Resim çektirmek ve resmi saklamakta herhangi bir sakınca var mı? Bu tereddütten dolayı, hacda kendisi herhangi bir resim bile çektirmemiş.


Mahzur var diyenler olduğu gibi, resim sadece tabiattaki ışıkların fotoğraf kâğıdına mercekten geçip aksetmesidir. Binâen aleyh hadis-i şerifte bildirilen şey değildir diye câiz görenler de vardır. Bu meseleyi alimler incelemişler.

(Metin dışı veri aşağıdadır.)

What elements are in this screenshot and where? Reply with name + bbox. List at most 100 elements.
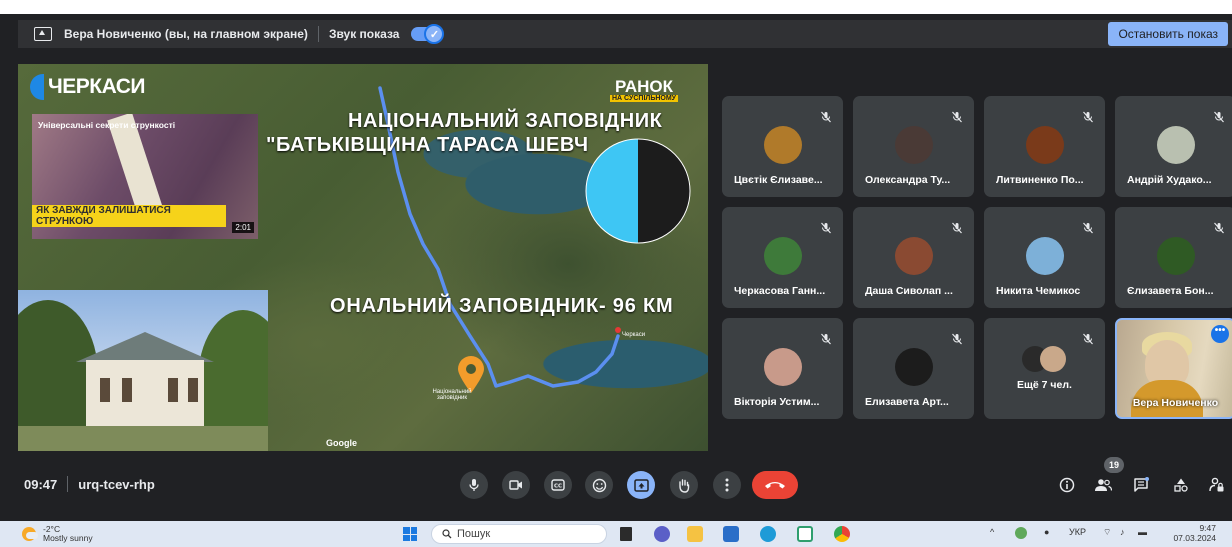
avatar xyxy=(1157,237,1195,275)
chat-icon xyxy=(1134,477,1149,492)
participant-tile[interactable]: Даша Сиволап ... xyxy=(853,207,974,308)
pie-transition-graphic xyxy=(585,138,691,244)
check-icon: ✓ xyxy=(424,24,445,44)
hand-icon xyxy=(679,478,690,493)
self-video-tile[interactable]: ••• Вера Новиченко xyxy=(1115,318,1232,419)
mic-off-icon xyxy=(821,333,831,345)
leave-call-button[interactable] xyxy=(752,471,798,499)
svg-text:CC: CC xyxy=(554,484,562,490)
avatar xyxy=(764,126,802,164)
participant-tile[interactable]: Вікторія Устим... xyxy=(722,318,843,419)
participant-tile[interactable]: Єлизавета Бон... xyxy=(1115,207,1232,308)
file-explorer-icon[interactable] xyxy=(687,526,703,542)
app-tray-icon[interactable] xyxy=(1015,527,1027,539)
task-view-icon[interactable] xyxy=(620,527,632,541)
meeting-time: 09:47 xyxy=(24,476,58,492)
participant-name: Олександра Ту... xyxy=(865,174,951,186)
teams-chat-icon[interactable] xyxy=(654,526,670,542)
distance-caption: ОНАЛЬНИЙ ЗАПОВІДНИК- 96 КМ xyxy=(330,295,674,317)
more-options-button[interactable] xyxy=(713,471,741,499)
headline-line1: НАЦІОНАЛЬНИЙ ЗАПОВІДНИК xyxy=(348,110,663,132)
avatar xyxy=(1026,237,1064,275)
edge-browser-icon[interactable] xyxy=(760,526,776,542)
video-thumbnail: Універсальні секрети стрункості ЯК ЗАВЖД… xyxy=(32,114,258,239)
info-icon xyxy=(1059,477,1075,493)
weather-widget[interactable]: -2°C Mostly sunny xyxy=(22,525,93,543)
stop-presenting-button[interactable]: Остановить показ xyxy=(1108,22,1228,46)
weather-description: Mostly sunny xyxy=(43,533,93,543)
more-participants-tile[interactable]: Ещё 7 чел. xyxy=(984,318,1105,419)
participant-tile[interactable]: Никита Чемикос xyxy=(984,207,1105,308)
reactions-button[interactable] xyxy=(585,471,613,499)
sound-label: Звук показа xyxy=(328,27,400,41)
raise-hand-button[interactable] xyxy=(670,471,698,499)
captions-button[interactable]: CC xyxy=(544,471,572,499)
activities-button[interactable] xyxy=(1170,474,1192,496)
taskbar-search[interactable]: Пошук xyxy=(431,524,607,544)
meeting-details-button[interactable] xyxy=(1056,474,1078,496)
participant-tile[interactable]: Цвєтік Єлизаве... xyxy=(722,96,843,197)
mic-off-icon xyxy=(952,222,962,234)
battery-icon[interactable]: ▬ xyxy=(1138,527,1147,537)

Burada resmin cinsinin de tabii önemi var, kullanılış amacının da önemi var. Resim çektirmek tamamen yasaklansa, hacca gidemeyecek adam. Hacca gitmiş gelmiş, yani pasaportları nereden, ne yaptı? Nüfus kâğıdı, pasaportu resimsiz mi?

Bazı yerlerde mecburiyetler var, mecburiyet olan yerde;

 

اَلضَّرُورَاتُ تُبِيحُ الْمَحْظُورَاتَ

 

(Ed-darûrâtu tubîhu’l-mahzûrât) “Zaruretler mahzurları bertaraf eder, onun yapılmasına müsaade kapısı açar.” kaidesi vardır.

Tabii bu işi de çığırından çıkartmak doğru değildir. Duvarlara asmak doğru değildir.

“—Bak bu benim babamın resmi. Bu benim anamla babamın yan yana resmi. Düğün günü çektikleri resim. Bu benim hocamın resmi…”

Olmaz öyle şey! Zaruret miktarı zaruri işlerde lâzım. Fotoğraf makinesi bir takım tesbitler yapıyor. Mimar için gerekli, şart. Bu resmi, bu binayı çekecek, trak burasını çekecek, bir makale için, bilim adamı için gerekli tamam. Bunun bir mahzuru yoktur ama böyle almak, büyütmek, odaya asmak, ve saire; o da câiz değildir, uygun değildir.

Bazıları şöyle bir şey söylemişler; eski alimlerden yani 40-50 yıl önce yazı yazan profesörlerden birisi diyor ki; “Canlı olsa, yaşaması mümkün olmayan bir parçanın resmini çekmek caizdir. Mesela vesikalık caizdir, çünkü bu kadar bir insan, kesilse buradan yaşamaz. Binâen aleyh caizdir ama, boy olursa câiz değildir.” demişler.

 

Özetlemek gerekirse; zaruri haller vardır, ilmî mecburiyetler vardır, tıpta, mimarlıkta, çeşitli haritacılıkta ve sâirede lâzımdır. Böyle bilimsel amaçlarla faydalı istikamette fotoğraf çekilmesinin mahzuru yoktur.

Bunun dışında, fotoğrafın az çok bir mahzuru olduğunu bilip de ihtiyatlı davranmak da gerekir. Çünkü böyle bu benim anamdı, bu benim dedemdi, bilmem ne diye duvarlara asarak, sonra zamanla gittikçe ona hürmet etmek suretiyle iş çığırından çıkabiliyor. Eski ümmetler böyle bir zamanki babalarının, bir zamanki kahramanlarının, komutanlarının resimlerini sonunda put edinmişler, karşısında tapınmaya başlamışlar; bu bakımdan uygun olmuyor.

Ölçülü bir müsaade var, ihtiyatlı davranmak lâzım diyebiliriz.